Former Alcor Employee Makes Harsh Allegations Against Cryonics Foundation

Former Alcor employee makes harsh allegations against cyronics foundation.

ByABC News
October 7, 2009, 12:53 PM

Oct. 7, 2009— -- It's a practice that appeals to some people but disturbs many others: freezing the deceased in the hope that science and medicine will progress to the point where it's possible to raise them from the dead. It's called cryonics, and the Alcor Life Extension Foundation is the world leader in the field, according to its Web site.

Larry Johnson worked at Alcor for eight months. Afterward, Johnson revealed to the world some rather unsettling news about the late, great U.S. icon Ted Williams, primarily about the preservation of his corpse, in two parts -- his body and his decapitated head.

Now, after six years of silence, Johnson has emerged with more accusations about the singularly strange world of cryonics at Alcor in his book, "Frozen: My Journey Into the World of Cryonics, Deception and Death." These accusations, Johnson claims, make him "cryonics enemy No. 1."

And for the last three months of his employment at Alcor, Johnson said, he secretly wore a wire to record his conversations, took photographs and collected scores of internal documents not only about Williams but also what he claims is evidence of careless and highly questionable behavior regarding cryonics at Alcor.

"This stuff was so weird, so outlandish, so unbelievable, and it's like, I wanted to know more. I got addicted to it," he said. "People need to know what the hell is going on there."
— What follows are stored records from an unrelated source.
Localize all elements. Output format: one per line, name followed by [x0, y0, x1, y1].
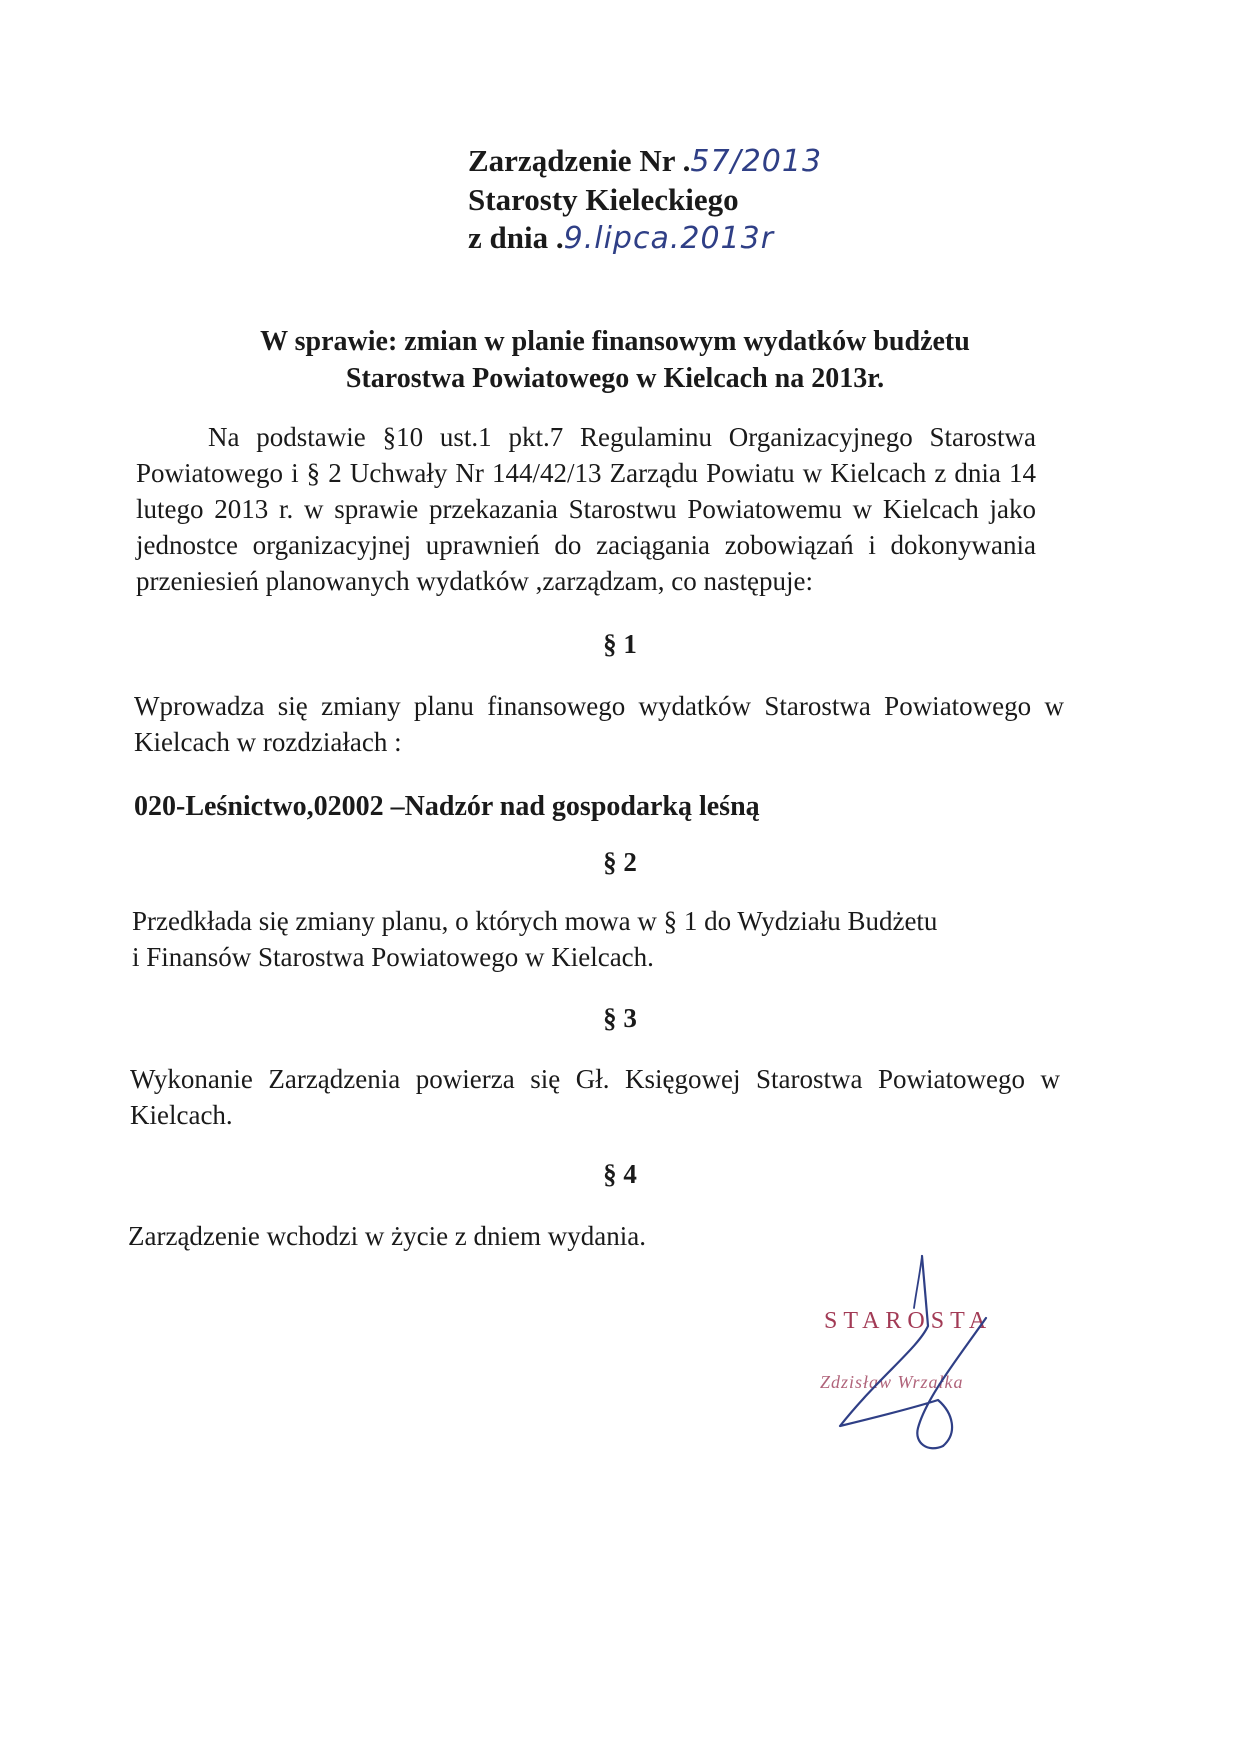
subject-line-2: Starostwa Powiatowego w Kielcach na 2013r. [345, 363, 885, 394]
stamp-name: Zdzisław Wrzałka [820, 1372, 964, 1392]
section-4-mark: § 4 [603, 1159, 637, 1189]
document-header [468, 142, 822, 258]
section-2-line-2: i Finansów Starostwa Powiatowego w Kielcach. [132, 942, 654, 972]
legal-basis-paragraph: Na podstawie §10 ust.1 pkt.7 Regulaminu Organizacyjnego Starostwa Powiatowego i § 2 Uchwały Nr 144/42/13 Zarządu Powiatu w Kielcach z dnia 14 lutego 2013 r. w sprawie przekazania Starostwu Powiatowemu w Kielcach jako jednostce organizacyjnej uprawnień do zaciągania zobowiązań i dokonywania przeniesień planowanych wydatków ,zarządzam, co następuje: [136, 422, 1036, 596]
section-2-mark: § 2 [603, 847, 637, 877]
section-1-mark: § 1 [603, 629, 637, 659]
stamp-title: STAROSTA [824, 1308, 993, 1334]
handwritten-signature-icon [818, 1248, 1028, 1458]
order-title-line [468, 142, 822, 181]
order-title-prefix: Zarządzenie Nr . [468, 143, 691, 178]
section-3-text: Wykonanie Zarządzenia powierza się Gł. Księgowej Starostwa Powiatowego w Kielcach. [130, 1064, 1060, 1130]
section-2-line-1: Przedkłada się zmiany planu, o których mowa w § 1 do Wydziału Budżetu [132, 906, 938, 936]
starosta-stamp [818, 1248, 1028, 1458]
order-date-prefix: z dnia . [468, 220, 564, 255]
order-number-handwritten: 57/2013 [690, 144, 823, 179]
section-4-text: Zarządzenie wchodzi w życie z dniem wydania. [128, 1221, 646, 1251]
order-issuer: Starosty Kieleckiego [468, 182, 739, 217]
order-date-line [468, 219, 822, 258]
section-2-text [132, 903, 1092, 975]
section-3-mark: § 3 [603, 1003, 637, 1033]
section-1-text: Wprowadza się zmiany planu finansowego wydatków Starostwa Powiatowego w Kielcach w rozdziałach : [134, 691, 1064, 757]
section-1-chapter: 020-Leśnictwo,02002 –Nadzór nad gospodarką leśną [134, 791, 760, 822]
subject-line-1: W sprawie: zmian w planie finansowym wydatków budżetu [260, 326, 970, 357]
order-date-handwritten: 9.lipca.2013r [563, 221, 775, 256]
order-subject [150, 323, 1080, 397]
Alcor has declined to respond to specific questions for this story but, in a statement released this week, accused Johnson of "exaggerations and misrepresentations," and the company has twice gone to court in an attempt to silence Johnson, calling him a "profiteer in the most heinous sense" in papers filed this week.

UPDATE: Alcor's written response to last night's Nightline report can be found here: http://www.alcor.org/press/response.html

Johnson said, "They know I've got them on tape. What they don't know is what I have on tape. ... I am a threat to their future. I am a person that they need to get out of the way."

For more than 30 years, the Alcor Life Extension Foundation of Scottsdale, Ariz., has been freezing the dead, preserving the bodies (or often just the heads of its members) at ultra-cold temperatures -- 321 degrees below zero. Someday, it believes, medical science will be able to cure what killed them, and they can be thawed and brought back to life. Throughout its history, the nonprofit company has largely been shunned by the medical community.

Johnson, a certified paramedic who claims more than two decades experience, said that as part of the medical community, "I was ... someone who could speak the lingo, so when they go into some of these hospitals to get some of their members out of there, they didn't come across as so odd."

He took a job at Alcor in 2003 -- six months earlier, the company had come under intense scrutiny during the public battle over the remains of Williams, the baseball Hall of Famer.

Within hours of Williams' death, his body was to be flown to Alcor's facility in Arizona to be frozen at the request of Williams' son, and over the objection of his oldest daughter, Barbara Joyce Ferrell.

When a body is brought into Alcor's facility, the patient's blood is pumped out and replaced with a chemical concoction to minimize freezing damage. In many cases, the head is separated from the body with the member's prior consent. Johnson said he began to grow uneasy about his new employer once he saw what went on in Alcor's operating room, where he witnessed three suspensions.

"It was barbaric ... the third suspension that I witnessed, they actually used a hammer and a chisel," he said. "I actually witnessed them remove her head with a chisel and a hammer."